Let-7 target genes, including HMGA2 are specifically deregulated in the C5 molecular subtype of high-grade serous cancers. (A) mRNA expression of HMGA2 is significantly higher in the C5 molecular subtype. (B) Immunohistochemical analysis of HMGA2 expression in ovarian cancer samples showing consistent over-expression in C5 tumours. Example of strong (3+) staining (top) and no staining (bottom) panel. (C) A core set of Let-7 regulated target genes (Oncofetal genes) identified by Boyerinas et al are over-represented in C5 gene signature. (D) Let-7 target genes obtained from TargetScan5.0 are enriched in C5 tumours. The significance of overlap between C5-specific and Let-7 target gene sets was determined by one-sided Fisher's exact test. Bar plot depicting the association is shown. (* indicates p<0.0001).

Figure 3. Amplification of MYCN and over-expression of MYCN and LIN28B in C5 tumours.

(A) Boxplots depict differential expression of LIN28B and MYCN in different molecular subtypes of serous ovarian cancers AOCS dataset. (B) DNA copy number levels and expression levels of MYCN are highly correlated. C5 samples (coded in red) are predominately distributed in the top right corner of the plot. Samples with segmented copy number log ratio greater than 0.3 were considered to have a gain of MYCN and samples with segmented log ratio less than −0.3 were considered to have a loss. Fisher's exact test was used to compute the statistical significance of the association. (C) Association between MYCN targets and C5 gene sets. MYCN targets were extrapolated from the intersection of two gene lists, (1) genes bound by N-myc in mouse embryonic cell lines and (2) genes with 2-fold increase in expression following transfection of N-myc in mouse embryonic cells (see Supplementary Methods S1). Using data from AOCS or TCGA gene expression sets genes were classified as high or low in C5 tumours versus all other tumours (C1–C4) at p<0.001 by two-sided t-test. The significance of overlap between C5 gene sets and MYCN gene sets was determined by a one-sided Fisher's exact test. Bar plot depicting the association is shown.

Figure 4. Amplification and over-expression of MYCN influences a regulatory loop involving LIN28B, Let-7 and HMGA2 in C5 high-grade serous tumours.

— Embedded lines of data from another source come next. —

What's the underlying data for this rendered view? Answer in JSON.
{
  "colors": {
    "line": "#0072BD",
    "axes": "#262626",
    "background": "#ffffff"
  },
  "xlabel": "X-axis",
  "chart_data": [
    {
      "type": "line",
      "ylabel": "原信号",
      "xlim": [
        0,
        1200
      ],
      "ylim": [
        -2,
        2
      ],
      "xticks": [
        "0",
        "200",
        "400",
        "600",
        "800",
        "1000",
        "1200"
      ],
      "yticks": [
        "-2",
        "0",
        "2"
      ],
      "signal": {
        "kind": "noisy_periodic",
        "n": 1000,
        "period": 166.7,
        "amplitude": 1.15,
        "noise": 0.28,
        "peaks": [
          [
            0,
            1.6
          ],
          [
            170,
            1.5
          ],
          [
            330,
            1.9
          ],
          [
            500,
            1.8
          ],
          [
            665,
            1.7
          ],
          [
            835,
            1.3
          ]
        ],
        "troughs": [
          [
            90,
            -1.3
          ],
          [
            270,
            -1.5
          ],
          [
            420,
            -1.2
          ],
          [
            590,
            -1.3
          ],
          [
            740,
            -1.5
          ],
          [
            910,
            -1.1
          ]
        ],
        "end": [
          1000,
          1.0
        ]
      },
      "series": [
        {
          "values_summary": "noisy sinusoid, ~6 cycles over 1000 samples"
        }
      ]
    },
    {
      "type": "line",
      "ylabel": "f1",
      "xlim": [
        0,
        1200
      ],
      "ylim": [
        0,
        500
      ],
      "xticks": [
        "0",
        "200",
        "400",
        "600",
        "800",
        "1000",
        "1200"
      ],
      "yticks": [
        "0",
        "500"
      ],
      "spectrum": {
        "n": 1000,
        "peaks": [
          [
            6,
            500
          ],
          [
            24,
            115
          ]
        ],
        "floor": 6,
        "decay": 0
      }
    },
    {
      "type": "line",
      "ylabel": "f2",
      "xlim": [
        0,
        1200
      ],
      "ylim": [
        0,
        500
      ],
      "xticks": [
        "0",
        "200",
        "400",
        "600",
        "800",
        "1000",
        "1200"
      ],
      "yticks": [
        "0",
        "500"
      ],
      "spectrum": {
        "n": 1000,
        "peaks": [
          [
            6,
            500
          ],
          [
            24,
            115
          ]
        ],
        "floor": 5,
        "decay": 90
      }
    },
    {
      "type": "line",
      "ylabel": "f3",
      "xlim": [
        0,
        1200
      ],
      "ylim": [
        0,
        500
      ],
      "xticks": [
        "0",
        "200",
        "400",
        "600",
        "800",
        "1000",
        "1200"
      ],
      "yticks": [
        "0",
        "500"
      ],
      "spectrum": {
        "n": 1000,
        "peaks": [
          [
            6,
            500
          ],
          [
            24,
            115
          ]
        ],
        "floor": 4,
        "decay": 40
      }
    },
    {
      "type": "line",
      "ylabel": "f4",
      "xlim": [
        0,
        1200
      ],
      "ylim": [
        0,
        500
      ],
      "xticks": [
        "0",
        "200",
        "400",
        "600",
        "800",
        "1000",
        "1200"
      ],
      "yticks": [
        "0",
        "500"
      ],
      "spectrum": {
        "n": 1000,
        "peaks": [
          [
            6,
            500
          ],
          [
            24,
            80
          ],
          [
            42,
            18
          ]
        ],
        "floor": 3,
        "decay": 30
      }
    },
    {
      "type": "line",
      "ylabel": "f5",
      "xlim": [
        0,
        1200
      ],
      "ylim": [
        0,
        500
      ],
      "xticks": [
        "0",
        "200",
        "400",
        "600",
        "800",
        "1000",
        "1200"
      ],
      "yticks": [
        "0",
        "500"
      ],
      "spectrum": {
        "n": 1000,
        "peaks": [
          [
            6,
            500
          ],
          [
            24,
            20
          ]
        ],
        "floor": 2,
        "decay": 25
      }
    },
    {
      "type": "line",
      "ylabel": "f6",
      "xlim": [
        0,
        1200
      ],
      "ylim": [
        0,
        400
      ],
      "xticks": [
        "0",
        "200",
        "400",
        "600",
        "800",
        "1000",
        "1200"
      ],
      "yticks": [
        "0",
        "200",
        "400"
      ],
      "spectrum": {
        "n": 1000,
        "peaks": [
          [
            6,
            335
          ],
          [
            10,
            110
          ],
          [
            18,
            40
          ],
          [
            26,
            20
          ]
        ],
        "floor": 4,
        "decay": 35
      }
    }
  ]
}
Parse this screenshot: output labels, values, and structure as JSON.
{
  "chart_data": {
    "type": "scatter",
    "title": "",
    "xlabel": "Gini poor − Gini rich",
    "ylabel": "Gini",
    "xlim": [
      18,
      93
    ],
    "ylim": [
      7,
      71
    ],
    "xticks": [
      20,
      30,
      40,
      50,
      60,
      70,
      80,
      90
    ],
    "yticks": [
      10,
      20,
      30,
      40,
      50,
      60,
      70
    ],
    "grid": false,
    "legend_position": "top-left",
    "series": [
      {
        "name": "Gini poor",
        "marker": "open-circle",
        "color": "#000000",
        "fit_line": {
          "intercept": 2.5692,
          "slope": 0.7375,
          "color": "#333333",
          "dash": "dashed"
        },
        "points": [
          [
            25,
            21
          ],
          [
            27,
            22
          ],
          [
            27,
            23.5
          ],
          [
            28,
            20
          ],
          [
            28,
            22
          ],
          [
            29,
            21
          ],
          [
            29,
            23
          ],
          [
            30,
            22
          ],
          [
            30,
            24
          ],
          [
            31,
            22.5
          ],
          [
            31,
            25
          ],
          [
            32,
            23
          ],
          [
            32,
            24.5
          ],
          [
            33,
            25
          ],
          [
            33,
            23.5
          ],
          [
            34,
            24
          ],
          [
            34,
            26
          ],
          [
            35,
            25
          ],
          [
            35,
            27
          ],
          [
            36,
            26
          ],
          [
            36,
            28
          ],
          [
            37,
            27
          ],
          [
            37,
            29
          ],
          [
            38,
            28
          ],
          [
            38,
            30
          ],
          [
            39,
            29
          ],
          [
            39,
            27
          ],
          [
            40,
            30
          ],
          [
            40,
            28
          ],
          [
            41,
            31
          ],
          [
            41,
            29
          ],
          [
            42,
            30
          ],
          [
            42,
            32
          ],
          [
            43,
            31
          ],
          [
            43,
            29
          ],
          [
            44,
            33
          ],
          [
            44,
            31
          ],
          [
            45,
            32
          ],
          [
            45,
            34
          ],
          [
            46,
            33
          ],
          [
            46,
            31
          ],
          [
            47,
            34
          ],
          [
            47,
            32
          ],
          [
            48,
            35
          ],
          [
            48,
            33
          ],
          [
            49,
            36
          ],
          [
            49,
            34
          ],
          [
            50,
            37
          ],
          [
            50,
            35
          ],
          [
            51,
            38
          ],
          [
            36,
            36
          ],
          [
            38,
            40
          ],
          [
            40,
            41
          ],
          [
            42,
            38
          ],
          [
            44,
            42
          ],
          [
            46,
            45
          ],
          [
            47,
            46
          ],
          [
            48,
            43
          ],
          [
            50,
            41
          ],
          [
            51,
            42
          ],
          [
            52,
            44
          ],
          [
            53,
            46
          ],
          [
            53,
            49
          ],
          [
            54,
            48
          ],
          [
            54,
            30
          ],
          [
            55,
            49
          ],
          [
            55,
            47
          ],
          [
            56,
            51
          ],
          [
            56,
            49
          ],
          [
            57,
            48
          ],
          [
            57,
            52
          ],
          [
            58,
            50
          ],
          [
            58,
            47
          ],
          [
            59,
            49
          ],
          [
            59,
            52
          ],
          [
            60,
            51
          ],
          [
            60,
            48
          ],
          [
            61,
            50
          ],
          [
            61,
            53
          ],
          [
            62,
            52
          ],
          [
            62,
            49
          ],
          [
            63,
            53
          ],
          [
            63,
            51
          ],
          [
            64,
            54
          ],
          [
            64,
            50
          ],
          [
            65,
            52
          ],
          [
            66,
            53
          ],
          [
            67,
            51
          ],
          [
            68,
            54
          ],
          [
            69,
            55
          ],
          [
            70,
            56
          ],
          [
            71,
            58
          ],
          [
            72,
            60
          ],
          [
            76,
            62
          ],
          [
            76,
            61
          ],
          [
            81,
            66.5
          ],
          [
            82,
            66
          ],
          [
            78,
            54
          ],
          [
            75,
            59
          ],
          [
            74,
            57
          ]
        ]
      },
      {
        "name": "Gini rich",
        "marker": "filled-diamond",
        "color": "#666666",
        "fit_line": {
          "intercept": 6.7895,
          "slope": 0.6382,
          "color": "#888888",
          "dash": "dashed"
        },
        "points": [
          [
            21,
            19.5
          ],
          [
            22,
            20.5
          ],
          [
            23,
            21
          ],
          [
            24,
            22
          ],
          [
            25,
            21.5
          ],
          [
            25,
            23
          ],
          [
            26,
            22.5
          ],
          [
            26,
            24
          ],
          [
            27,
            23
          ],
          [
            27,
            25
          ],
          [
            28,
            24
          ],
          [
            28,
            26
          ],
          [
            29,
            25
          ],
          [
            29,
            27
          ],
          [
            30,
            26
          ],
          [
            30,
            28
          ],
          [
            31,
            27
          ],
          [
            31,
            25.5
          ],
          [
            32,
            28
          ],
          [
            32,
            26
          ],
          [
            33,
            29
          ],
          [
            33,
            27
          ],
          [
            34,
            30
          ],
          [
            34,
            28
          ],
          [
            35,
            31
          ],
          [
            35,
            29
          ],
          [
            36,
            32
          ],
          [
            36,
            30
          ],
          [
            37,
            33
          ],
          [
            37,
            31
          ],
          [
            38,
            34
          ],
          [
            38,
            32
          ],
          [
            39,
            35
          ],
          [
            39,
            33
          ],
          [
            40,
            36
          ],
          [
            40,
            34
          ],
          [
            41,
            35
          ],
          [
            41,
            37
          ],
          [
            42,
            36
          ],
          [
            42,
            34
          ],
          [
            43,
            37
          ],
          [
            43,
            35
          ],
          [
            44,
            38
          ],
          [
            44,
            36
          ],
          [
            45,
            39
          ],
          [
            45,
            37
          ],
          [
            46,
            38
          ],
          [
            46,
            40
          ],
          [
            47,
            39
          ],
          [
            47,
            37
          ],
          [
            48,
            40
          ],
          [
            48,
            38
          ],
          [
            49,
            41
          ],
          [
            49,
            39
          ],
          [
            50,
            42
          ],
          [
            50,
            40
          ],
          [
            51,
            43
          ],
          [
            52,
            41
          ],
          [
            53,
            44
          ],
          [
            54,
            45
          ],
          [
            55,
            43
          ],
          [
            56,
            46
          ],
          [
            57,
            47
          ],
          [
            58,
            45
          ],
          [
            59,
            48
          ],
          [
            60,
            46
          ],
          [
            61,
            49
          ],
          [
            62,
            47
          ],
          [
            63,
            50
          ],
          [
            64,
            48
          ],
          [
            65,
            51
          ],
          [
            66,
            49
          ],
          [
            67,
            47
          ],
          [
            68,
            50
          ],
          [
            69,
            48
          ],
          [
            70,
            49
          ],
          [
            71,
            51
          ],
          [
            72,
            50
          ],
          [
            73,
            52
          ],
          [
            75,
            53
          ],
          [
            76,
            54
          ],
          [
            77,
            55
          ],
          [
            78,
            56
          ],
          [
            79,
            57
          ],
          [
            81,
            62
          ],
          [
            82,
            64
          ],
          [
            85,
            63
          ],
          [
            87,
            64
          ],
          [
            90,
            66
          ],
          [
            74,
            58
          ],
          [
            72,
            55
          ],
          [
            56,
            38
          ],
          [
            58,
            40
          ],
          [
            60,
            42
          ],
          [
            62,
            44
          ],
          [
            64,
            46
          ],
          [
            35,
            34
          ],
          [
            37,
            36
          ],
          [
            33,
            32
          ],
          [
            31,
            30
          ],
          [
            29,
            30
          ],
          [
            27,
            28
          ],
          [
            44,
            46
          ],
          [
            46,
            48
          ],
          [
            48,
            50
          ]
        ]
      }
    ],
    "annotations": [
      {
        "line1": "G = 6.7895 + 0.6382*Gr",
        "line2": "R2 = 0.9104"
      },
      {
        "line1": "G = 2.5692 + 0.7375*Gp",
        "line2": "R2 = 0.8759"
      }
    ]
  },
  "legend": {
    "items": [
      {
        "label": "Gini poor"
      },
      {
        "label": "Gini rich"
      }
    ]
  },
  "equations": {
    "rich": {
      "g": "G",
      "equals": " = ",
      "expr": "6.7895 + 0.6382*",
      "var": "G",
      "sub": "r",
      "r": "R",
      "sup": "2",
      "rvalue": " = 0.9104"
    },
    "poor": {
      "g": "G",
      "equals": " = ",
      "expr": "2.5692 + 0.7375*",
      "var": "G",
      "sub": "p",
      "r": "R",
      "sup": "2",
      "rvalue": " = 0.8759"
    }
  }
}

Each event is significantly enriched in C5 versus non-C5 high grade serous tumours: MYCN amplification p<0.0001; MYCN over-expression p<0.0001; over-expression MYCN targets p<0.0001; LIN28B over-expression p<0.0001; under-expression Let-7 alleles p<0.01-0.0001; HMGA2 amplification p<0.001, HMGA2 over-expression p<0.0001 (TCGA data). Cumulatively loss of Let-7b, and/or gain of HMGA2, and/or gain of MYCN occur in 77.8% of samples in C5 subtype (p<0.0001, two-sided Fisher's exact test; Table S4).